A Cagliari, si sa, tutti ormai vanno pazzi per il padel. Gli impianti sono spuntati come funghi. Vetuste strutture dedicate all’antico “calcetto”, sport ormai praticato soltanto da stagionati e inossidabili boomers, sono state riconvertite allo sport del momento. E i giocatori, muniti di racchette rigorosamente in carbonio, lamentano il fatto di non riuscire neppure a prenotare un campo. Persino sotto il sole di questa caldissima fine primavera è possibile trovare all’interno dei box di plexiglass inossidabili e coraggiosissimi giocatori che sfidano la torrida arsura calcando i campi di via Newton, o quelli a due passi dal Parco Nervi.

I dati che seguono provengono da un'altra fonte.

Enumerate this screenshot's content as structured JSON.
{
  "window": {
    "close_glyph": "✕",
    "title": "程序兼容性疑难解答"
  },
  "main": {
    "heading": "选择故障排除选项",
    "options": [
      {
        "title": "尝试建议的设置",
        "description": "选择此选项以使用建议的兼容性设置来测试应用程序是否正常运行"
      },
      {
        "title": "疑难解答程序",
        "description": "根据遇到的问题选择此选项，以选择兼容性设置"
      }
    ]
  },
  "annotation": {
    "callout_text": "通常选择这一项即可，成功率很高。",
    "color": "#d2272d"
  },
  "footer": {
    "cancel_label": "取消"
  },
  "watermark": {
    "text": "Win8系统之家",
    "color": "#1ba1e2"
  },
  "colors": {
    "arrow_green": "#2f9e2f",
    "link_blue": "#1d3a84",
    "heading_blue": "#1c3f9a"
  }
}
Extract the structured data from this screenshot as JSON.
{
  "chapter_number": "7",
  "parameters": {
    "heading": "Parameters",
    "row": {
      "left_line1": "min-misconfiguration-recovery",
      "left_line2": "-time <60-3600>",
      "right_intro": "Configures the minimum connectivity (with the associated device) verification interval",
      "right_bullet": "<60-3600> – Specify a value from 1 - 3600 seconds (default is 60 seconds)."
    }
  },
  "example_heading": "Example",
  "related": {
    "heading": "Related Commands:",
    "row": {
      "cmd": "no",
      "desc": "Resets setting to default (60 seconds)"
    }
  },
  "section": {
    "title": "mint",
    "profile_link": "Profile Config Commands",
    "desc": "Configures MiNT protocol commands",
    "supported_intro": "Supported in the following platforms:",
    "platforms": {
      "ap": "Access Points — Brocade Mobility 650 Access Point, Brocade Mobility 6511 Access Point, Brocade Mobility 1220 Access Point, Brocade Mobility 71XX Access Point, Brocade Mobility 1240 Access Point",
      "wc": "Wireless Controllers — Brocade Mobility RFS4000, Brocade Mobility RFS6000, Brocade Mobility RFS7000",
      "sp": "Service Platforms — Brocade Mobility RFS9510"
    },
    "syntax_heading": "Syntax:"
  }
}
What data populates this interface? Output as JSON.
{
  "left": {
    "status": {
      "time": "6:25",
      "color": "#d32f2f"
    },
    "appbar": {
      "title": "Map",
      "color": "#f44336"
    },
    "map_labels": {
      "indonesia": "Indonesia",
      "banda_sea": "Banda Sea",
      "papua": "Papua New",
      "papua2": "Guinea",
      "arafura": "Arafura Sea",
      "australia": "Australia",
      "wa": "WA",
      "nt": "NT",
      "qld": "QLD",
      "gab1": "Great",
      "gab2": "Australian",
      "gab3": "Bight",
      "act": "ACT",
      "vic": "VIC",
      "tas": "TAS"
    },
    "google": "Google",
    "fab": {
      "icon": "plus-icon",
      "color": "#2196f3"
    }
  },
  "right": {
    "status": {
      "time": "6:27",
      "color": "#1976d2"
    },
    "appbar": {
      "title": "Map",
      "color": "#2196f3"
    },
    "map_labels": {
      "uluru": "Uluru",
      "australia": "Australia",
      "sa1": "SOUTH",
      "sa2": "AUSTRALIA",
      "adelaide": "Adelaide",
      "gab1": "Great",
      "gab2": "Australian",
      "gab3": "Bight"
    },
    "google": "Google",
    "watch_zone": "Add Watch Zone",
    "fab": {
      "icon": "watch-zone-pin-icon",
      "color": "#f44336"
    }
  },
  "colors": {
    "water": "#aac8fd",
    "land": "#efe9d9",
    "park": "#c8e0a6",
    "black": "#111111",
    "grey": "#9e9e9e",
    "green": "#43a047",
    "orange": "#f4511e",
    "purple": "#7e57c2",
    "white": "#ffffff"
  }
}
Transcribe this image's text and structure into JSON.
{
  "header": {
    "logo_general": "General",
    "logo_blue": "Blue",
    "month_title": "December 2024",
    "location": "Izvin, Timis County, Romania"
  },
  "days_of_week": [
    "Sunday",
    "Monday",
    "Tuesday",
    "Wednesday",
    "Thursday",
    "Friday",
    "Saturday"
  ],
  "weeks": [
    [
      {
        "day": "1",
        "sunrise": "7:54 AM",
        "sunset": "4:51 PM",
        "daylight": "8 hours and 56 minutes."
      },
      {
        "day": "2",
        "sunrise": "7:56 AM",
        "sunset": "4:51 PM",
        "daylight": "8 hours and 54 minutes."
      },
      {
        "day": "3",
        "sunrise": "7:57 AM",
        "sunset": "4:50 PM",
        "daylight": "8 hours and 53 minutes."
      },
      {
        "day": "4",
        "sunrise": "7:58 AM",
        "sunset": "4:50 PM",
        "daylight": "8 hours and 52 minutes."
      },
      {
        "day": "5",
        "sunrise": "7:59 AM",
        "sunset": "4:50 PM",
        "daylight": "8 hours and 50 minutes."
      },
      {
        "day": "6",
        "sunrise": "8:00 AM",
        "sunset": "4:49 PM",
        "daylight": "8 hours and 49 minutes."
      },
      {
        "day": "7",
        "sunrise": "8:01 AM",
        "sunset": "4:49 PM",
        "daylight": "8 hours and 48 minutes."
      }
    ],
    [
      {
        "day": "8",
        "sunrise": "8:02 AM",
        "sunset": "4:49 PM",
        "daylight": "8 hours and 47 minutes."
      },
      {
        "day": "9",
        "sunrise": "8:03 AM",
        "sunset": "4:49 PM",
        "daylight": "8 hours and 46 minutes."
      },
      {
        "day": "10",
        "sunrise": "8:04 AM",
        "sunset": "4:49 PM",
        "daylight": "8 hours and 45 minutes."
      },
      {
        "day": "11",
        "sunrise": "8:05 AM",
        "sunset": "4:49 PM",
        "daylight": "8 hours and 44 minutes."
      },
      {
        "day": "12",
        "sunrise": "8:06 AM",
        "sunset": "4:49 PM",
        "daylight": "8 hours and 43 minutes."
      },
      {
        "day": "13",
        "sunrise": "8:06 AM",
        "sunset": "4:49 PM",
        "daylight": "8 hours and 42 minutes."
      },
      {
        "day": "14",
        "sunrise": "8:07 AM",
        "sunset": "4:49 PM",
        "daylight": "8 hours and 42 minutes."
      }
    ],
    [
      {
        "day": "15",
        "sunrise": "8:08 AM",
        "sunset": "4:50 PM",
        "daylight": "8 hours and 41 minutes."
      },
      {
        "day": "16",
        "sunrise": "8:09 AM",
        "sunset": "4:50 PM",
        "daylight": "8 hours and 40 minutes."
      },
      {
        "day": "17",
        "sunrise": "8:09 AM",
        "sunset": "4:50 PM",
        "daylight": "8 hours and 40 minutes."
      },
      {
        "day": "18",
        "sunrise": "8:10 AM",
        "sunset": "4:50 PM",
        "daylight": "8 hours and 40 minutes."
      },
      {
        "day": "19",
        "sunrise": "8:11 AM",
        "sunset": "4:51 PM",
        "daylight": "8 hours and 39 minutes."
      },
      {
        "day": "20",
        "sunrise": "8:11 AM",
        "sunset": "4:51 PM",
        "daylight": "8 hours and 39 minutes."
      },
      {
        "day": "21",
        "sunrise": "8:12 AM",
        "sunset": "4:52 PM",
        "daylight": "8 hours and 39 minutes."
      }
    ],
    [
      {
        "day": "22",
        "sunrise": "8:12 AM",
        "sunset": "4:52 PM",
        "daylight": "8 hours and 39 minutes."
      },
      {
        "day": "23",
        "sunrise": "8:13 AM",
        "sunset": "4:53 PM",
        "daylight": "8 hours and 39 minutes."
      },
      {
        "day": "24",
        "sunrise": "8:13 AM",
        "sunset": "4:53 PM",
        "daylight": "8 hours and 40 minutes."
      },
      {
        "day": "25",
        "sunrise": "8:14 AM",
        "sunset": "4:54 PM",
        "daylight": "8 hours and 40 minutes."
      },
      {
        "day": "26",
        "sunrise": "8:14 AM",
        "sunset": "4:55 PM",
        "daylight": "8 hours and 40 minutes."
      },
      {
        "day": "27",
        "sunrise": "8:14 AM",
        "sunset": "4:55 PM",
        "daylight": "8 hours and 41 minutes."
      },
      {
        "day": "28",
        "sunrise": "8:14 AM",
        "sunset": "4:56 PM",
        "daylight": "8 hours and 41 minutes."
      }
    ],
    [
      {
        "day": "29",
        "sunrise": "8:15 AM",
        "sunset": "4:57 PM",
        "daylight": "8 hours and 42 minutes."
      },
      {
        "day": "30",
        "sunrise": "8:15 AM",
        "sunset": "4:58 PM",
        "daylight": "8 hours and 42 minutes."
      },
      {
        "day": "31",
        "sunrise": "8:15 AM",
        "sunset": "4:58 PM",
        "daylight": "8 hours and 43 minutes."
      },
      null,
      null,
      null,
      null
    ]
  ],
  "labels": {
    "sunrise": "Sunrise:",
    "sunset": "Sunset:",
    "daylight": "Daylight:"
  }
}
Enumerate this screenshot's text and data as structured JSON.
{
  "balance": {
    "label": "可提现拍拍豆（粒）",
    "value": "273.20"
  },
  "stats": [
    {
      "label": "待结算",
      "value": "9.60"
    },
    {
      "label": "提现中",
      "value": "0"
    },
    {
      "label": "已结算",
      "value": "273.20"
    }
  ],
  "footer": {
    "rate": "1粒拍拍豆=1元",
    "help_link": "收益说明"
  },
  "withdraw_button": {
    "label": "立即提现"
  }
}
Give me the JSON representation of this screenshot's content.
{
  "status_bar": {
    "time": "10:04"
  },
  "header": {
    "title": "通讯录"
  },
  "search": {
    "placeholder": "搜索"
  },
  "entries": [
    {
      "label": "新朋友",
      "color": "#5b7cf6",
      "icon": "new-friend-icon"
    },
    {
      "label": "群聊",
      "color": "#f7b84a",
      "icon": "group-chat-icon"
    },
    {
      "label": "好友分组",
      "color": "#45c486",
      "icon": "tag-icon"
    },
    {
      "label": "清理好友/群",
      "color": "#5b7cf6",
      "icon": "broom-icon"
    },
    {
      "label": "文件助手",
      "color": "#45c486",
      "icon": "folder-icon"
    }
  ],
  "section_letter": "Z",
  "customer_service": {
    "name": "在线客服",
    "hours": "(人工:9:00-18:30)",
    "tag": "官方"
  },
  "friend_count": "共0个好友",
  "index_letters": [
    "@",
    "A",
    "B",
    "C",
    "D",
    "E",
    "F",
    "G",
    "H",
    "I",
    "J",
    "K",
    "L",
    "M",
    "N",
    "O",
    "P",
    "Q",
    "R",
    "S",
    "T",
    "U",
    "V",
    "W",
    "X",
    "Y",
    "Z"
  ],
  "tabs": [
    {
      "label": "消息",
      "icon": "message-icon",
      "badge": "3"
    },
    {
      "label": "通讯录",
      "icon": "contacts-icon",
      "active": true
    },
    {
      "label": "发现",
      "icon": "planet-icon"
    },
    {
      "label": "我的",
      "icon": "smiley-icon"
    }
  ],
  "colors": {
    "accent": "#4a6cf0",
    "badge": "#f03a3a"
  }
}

Eppure, su questa torma di volonterosi sportivi, che hanno caparbiamente intrapreso una carriera nel padel senza magari aver mai preso in mano una racchetta da tennis, è arrivato come un fulmine a ciel sereno lo stigma impietoso di Nicola Pietrangeli.

Il più forte tennista italiano di tutti i tempi, ex numero tre del circuito mondiale, ha decretato il suo giudizio insindacabile. Tranchant. Imprendibile. Come una battuta a cento all’ora, o uno smash sotto rete, o una volée all’incrocio delle righe.

“Il padel è il trionfo delle pippe”, ha detto ieri l’ex campione, intervistato a L’Estate in diretta, su Rai1. Poi, dopo aver assestato il passante lungolinea, Pietrangeli ha ritrattato, spiegando che la sua voleva essere soltanto una battuta. Non in senso tennistico, ovviamente. Anzi. Voleva essere persino un complimento per questo sport giovane, che va per la maggiore. “E’ un gioco che permette a tutti di divertirsi – ha aggiunto, smorzando la pallina con un tocco ad effetto -. Chi gioca male a padel si diverte di più di un tennista scarso, che non tocca mai la palla. Qui le distanze sono più brevi, è tutto più facile”.

Insomma: Pietrangeli-Padel: 6-0-6-0. Gioco, partita, incontro.